Holy Thursday



We fill the benches like a flock of crows.

The sunny days are coming. The frigid world thaws. The lawn and trees seem to stretch around us, skies dressed in vivid blue, trees in that day glow green that always promises coming spring.

Cars trunks and doors slam. The voices of children and their parents fill the park again after months of silence.

They arrive on Good Thursday in some pagan ritual even they do not understand.

“Father, give me these truths to be self evident...”

We sit, and laugh, praising the sun gods for warming our bones.

The children run like wild beasts, screeching.

They find the rusted lids from autumn’s litter buried under muddy blankets of fallen leaves.

They hold these brown hosts up and grin, telling their parents, “Look what I’ve found.”

Parents crush bits of bread and spread them on the still dank lawn for the dusk.

“Before this night is through, before the coking crows, you will deny me...”

They toss the humble offerings to the crowd of feathers, wings flapping, beaks muttering, each accepting the promise of life.

“This is my body...”

I keep asking, “Where is the wine?”

While my companions nod on the benches around me, empty bottles stashed under sheets of wet newspaper.

Our foul breathe smells like decaying dead cats.

I cough up blood.

“This is my blood...”

The ducks quack, accepting their donation, as if they had only one day left before one gets cooked or hung up.

Spring grows with the rising sun, an ever changing reality, ducks quacking all the more because of the warmth, accepting more bread as I cough up more blood.

I keep wondering aren’t the ducks ever satisfied. They grow fat and plump, like the couples I see wandering through the park on warmer days caught in a bubble of love.


“Before this day is done, one shall betray me?”

Is there some connection between the 12 months of the year and the 12 apostles?

Is one month going to betray me? Is April just a deception, a lie that will turn back to cold before warmth can make me whole again?

I cough up more blood.

The parents continued to feed the birds.

The kids run wild across the lawn screaming.

My friends snore on the benches beside me.

“Could you not stay awake with me just one hour?”

The sun becomes blinding, spreading its beams across the still unfulfilled park garden.

“This is my body and blood?”

I wonder why we have sea gulls here when we are so far from the sea.

I feel myself sinking with each cough, and wish I was a duck.

Duck’s don’t drown, and get to eat bread.

It is the wrong bread. The garden grows more vivid in the light.

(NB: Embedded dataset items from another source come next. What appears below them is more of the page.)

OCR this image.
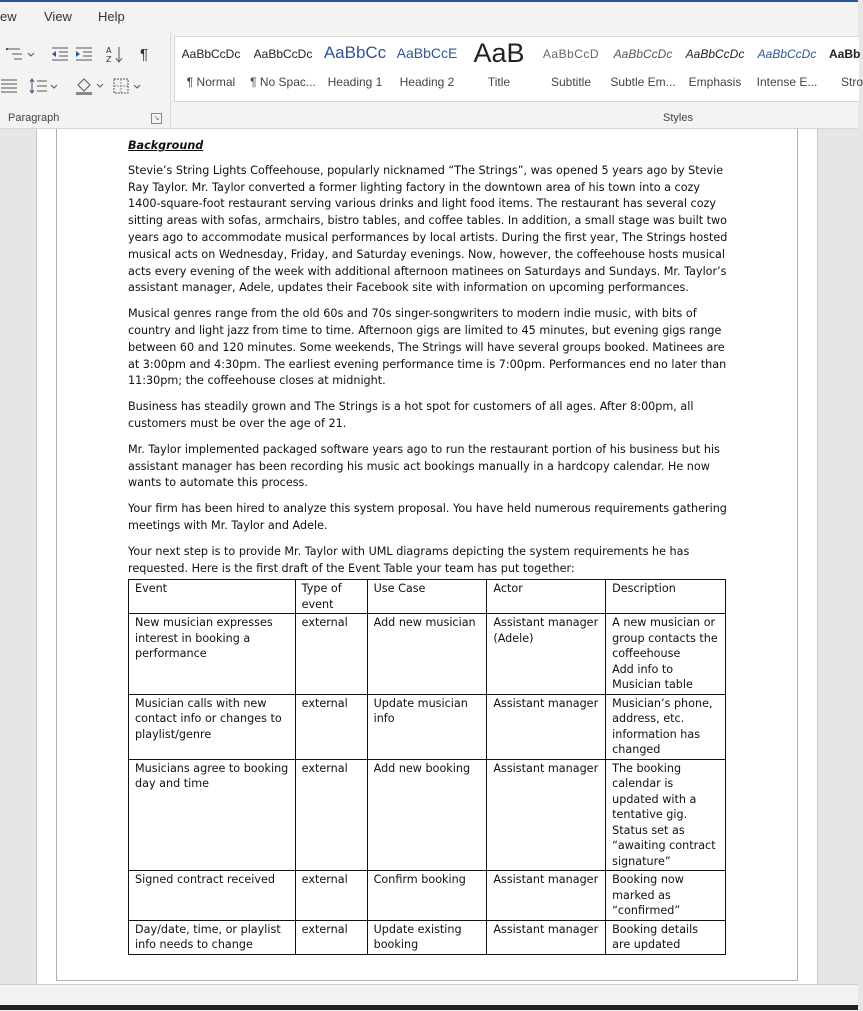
ew View Help
A
Z ¶
Paragraph	↘
AaBbCcDc
¶ Normal
AaBbCcDc
¶ No Spac...
AaBbCc
Heading 1
AaBbCcE
Heading 2
AaB
Title
AaBbCcD
Subtitle
AaBbCcDc
Subtle Em...
AaBbCcDc
Emphasis
AaBbCcDc
Intense E...
AaBb
Stro
Styles
Background

Stevie’s String Lights Coffeehouse, popularly nicknamed “The Strings”, was opened 5 years ago by Stevie Ray Taylor. Mr. Taylor converted a former lighting factory in the downtown area of his town into a cozy 1400-square-foot restaurant serving various drinks and light food items. The restaurant has several cozy sitting areas with sofas, armchairs, bistro tables, and coffee tables. In addition, a small stage was built two years ago to accommodate musical performances by local artists. During the first year, The Strings hosted musical acts on Wednesday, Friday, and Saturday evenings. Now, however, the coffeehouse hosts musical acts every evening of the week with additional afternoon matinees on Saturdays and Sundays. Mr. Taylor’s assistant manager, Adele, updates their Facebook site with information on upcoming performances.

Musical genres range from the old 60s and 70s singer-songwriters to modern indie music, with bits of country and light jazz from time to time. Afternoon gigs are limited to 45 minutes, but evening gigs range between 60 and 120 minutes. Some weekends, The Strings will have several groups booked. Matinees are at 3:00pm and 4:30pm. The earliest evening performance time is 7:00pm. Performances end no later than 11:30pm; the coffeehouse closes at midnight.

Business has steadily grown and The Strings is a hot spot for customers of all ages. After 8:00pm, all customers must be over the age of 21.

Mr. Taylor implemented packaged software years ago to run the restaurant portion of his business but his assistant manager has been recording his music act bookings manually in a hardcopy calendar. He now wants to automate this process.

Your firm has been hired to analyze this system proposal. You have held numerous requirements gathering meetings with Mr. Taylor and Adele.

Your next step is to provide Mr. Taylor with UML diagrams depicting the system requirements he has requested. Here is the first draft of the Event Table your team has put together:

Event	Type of event	Use Case	Actor	Description
New musician expresses interest in booking a performance	external	Add new musician	Assistant manager (Adele)	A new musician or group contacts the coffeehouse
Add info to Musician table
Musician calls with new contact info or changes to playlist/genre	external	Update musician info	Assistant manager	Musician’s phone, address, etc. information has changed
Musicians agree to booking day and time	external	Add new booking	Assistant manager	The booking calendar is updated with a tentative gig. Status set as “awaiting contract signature”
Signed contract received	external	Confirm booking	Assistant manager	Booking now marked as “confirmed”
Day/date, time, or playlist info needs to change	external	Update existing booking	Assistant manager	Booking details are updated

“Lord, if it be thy will let this chalice pass...”

I bread never stops. The parents spread one loaf across the lawn as if my miracle managing to feed the multitude.

A bottle drops from my pocket as I nod off , glass and the remnants of wine shattering on the pavement at my feet, each shark glistening with red.

I cough and cough, waiting for the sun, my side aching with hunger, my mind searching for a way to turn myself into a duck.

The parents call their kids, then clutch them as the rabble makes their way through the gauntlet of benches where we sleep or sit, eyeing us with great suspicion.

I cough, spit out the blood so that it mingles with the remnants of wine on the ground.

Three days until Easter and I know I won’t make it this year.